- Born: c.1890 Scotland
- Died: 1958
- Occupation: Architect
- Practice: R. Fielding Dodd & Stevens
- Projects: St Peter's College, Oxford (1930) St Edmund Hall, Oxford (1934) Art School, Stowe School (1935) Chippinghurst Manor (1937)

= R. Fielding Dodd =

Scottish architect

Ronald Fielding Dodd ARIBA (c.1890 – 1958) was a Scottish architect, later based in England. He was an Associate of the Royal Institute of British Architects.

R. Fielding Dodd served as a Second Lieutenant in the British Army's Machine Gun Corps during World War I.

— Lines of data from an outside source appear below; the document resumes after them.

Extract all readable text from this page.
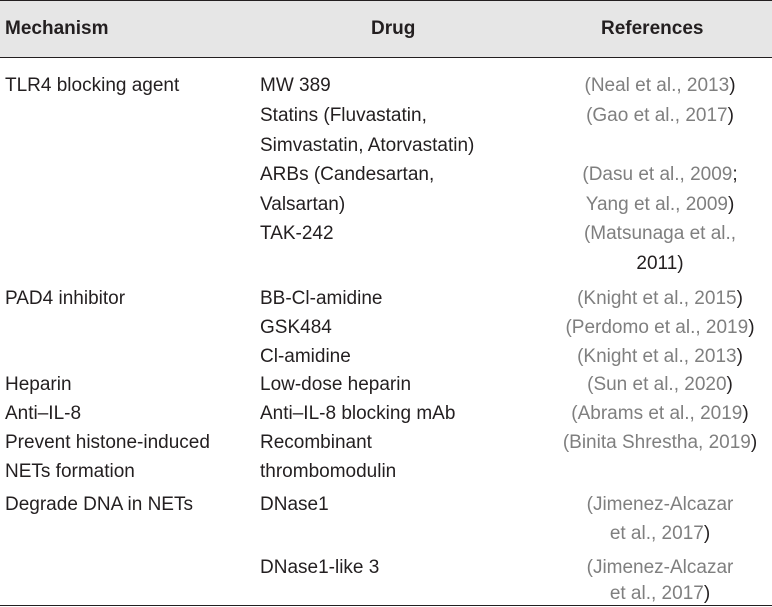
Mechanism	Drug	References
TLR4 blocking agent
PAD4 inhibitor
Heparin
Anti–IL-8
Prevent histone-induced
NETs formation
Degrade DNA in NETs
MW 389
Statins (Fluvastatin,
Simvastatin, Atorvastatin)
ARBs (Candesartan,
Valsartan)
TAK-242
BB-Cl-amidine
GSK484
Cl-amidine
Low-dose heparin
Anti–IL-8 blocking mAb
Recombinant
thrombomodulin
DNase1
DNase1-like 3
(Neal et al., 2013)
(Gao et al., 2017)
(Dasu et al., 2009;
Yang et al., 2009)
(Matsunaga et al.,
2011)
(Knight et al., 2015)
(Perdomo et al., 2019)
(Knight et al., 2013)
(Sun et al., 2020)
(Abrams et al., 2019)
(Binita Shrestha, 2019)
(Jimenez-Alcazar
et al., 2017)
(Jimenez-Alcazar
et al., 2017)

Dodd was most active as an architect in the 1930s. In 1930, Dodd used a Wren revival style with an accentuated roofline at St Peter's College, Oxford. The Hannington Quad at the college was formed by the construction of an accommodation block designed by Dodd with the help of Sir Herbert Baker behind the older buildings in a red-brick neo-Georgian style. In 1934, he completed the south side of the quadrangle at St Edmund Hall, Oxford, marking the 700th anniversary of St Edmund's consecration as the Archbishop of Canterbury. In 1935, he designed the Art School at Stowe School. In 1937, he added a neo-Georgian frontage to the Acland Hospital in North Oxford. Also in 1937, he worked on extending the 16-century Chippinghurst Manor, a neo-vernacular country house near Little Milton, Oxfordshire.

Dodd co-founded the architectural firm R. Fielding Dodd & Stevens. Later, the firm became Stevens, Flavel & Beard. The firm was based in Turl Street, Oxford.

There is now a Fielding Dodd Prize for "Outstanding Work" involving architecture at Oxford Brookes University.